According a tradition there has been a defensive complex here since pre-Roman times. The Rocca fortress was built in the late 12th and early 13th centuries. The last military operation took place in 1510 and after that Rocca was moved as hospital and private use.
The fortress was involved in his latest war episode in 1510 . Gradually Persa's strategic importance, the structure was used as a variety of uses also becoming hospital during the continuous plagues of the sixteenth century. Decommissioning in 1650 , Venice even tried to sell it to private.
The massive construction has a polygonal plant of nine unequal sides. There are no open slits or windows: only one door gives an access to the upper defensive system of the city.
The Pilgrimage Church of Wies (Wieskirche) is an oval rococo church, designed in the late 1740s by Dominikus Zimmermann. It is located in the foothills of the Alps in the municipality of Steingaden.
The sanctuary of Wies is a pilgrimage church extraordinarily well-preserved in the beautiful setting of an Alpine valley, and is a perfect masterpiece of Rococo art and creative genius, as well as an exceptional testimony to a civilization that has disappeared.

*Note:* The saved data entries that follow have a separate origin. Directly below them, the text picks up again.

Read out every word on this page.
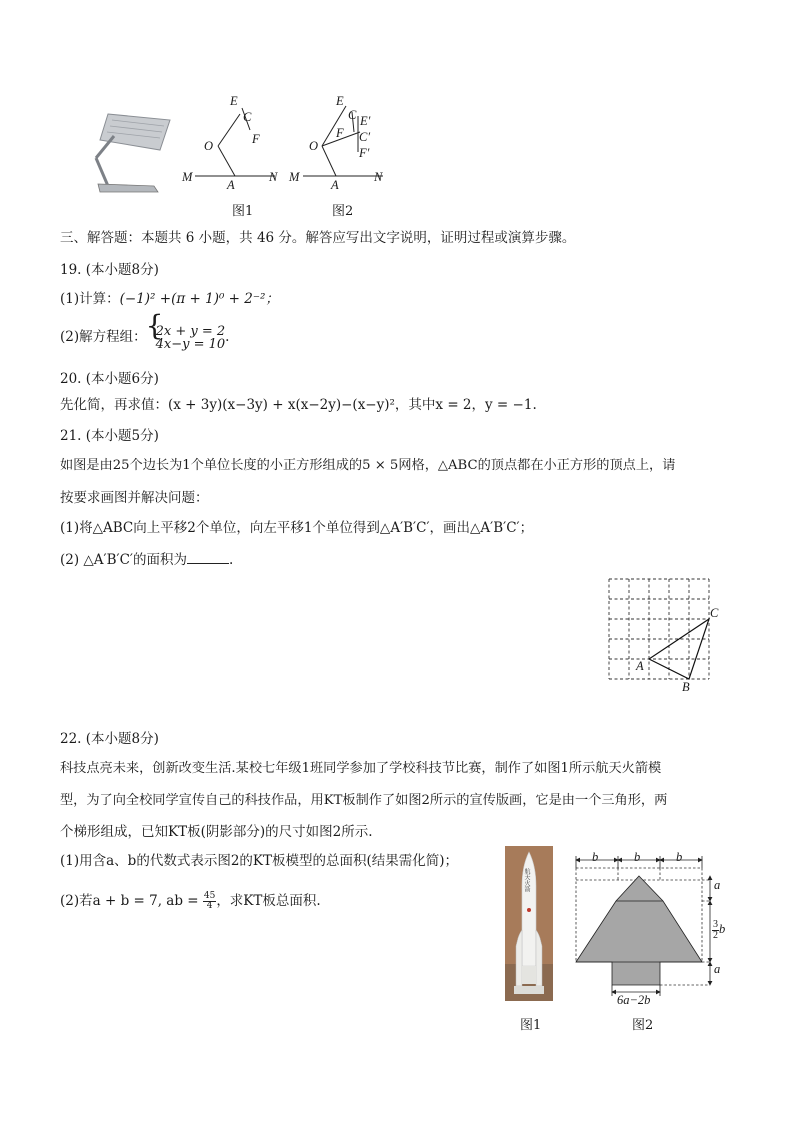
E
C
F
O
M
A
N
E
C E′
F C′
O	F′
M
A
N
图1	图2
三、解答题：本题共 6 小题，共 46 分。解答应写出文字说明，证明过程或演算步骤。
19. (本小题8分)
(1)计算：(−1)² +(π + 1)⁰ + 2⁻²；
(2)解方程组：
{ 2x + y = 2
4x−y = 10 .
20. (本小题6分)
先化简，再求值：(x + 3y)(x−3y) + x(x−2y)−(x−y)²，其中x = 2，y = −1.
21. (本小题5分)
如图是由25个边长为1个单位长度的小正方形组成的5 × 5网格，△ABC的顶点都在小正方形的顶点上，请
按要求画图并解决问题：
(1)将△ABC向上平移2个单位，向左平移1个单位得到△A′B′C′，画出△A′B′C′；
(2) △A′B′C′的面积为	.
A
B
C
22. (本小题8分)
科技点亮未来，创新改变生活.某校七年级1班同学参加了学校科技节比赛，制作了如图1所示航天火箭模
型，为了向全校同学宣传自己的科技作品，用KT板制作了如图2所示的宣传版画，它是由一个三角形，两
个梯形组成，已知KT板(阴影部分)的尺寸如图2所示.
(1)用含a、b的代数式表示图2的KT板模型的总面积(结果需化简)；
(2)若a + b = 7, ab = $\frac{45}{4}$ ，求KT板总面积.
航天火箭
b	b	b
a
$\frac{3}{2}$ b
a
6a−2b
图1	图2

The hamlet of Wies, in 1738, is said to have been the setting of a miracle in which tears were seen on a simple wooden figure of Christ mounted on a column that was no longer venerated by the Premonstratensian monks of the Abbey. A wooden chapel constructed in the fields housed the miraculous statue for some time. However, pilgrims from Germany, Austria, Bohemia, and even Italy became so numerous that the Abbot of the Premonstratensians of Steingaden decided to construct a splendid sanctuary.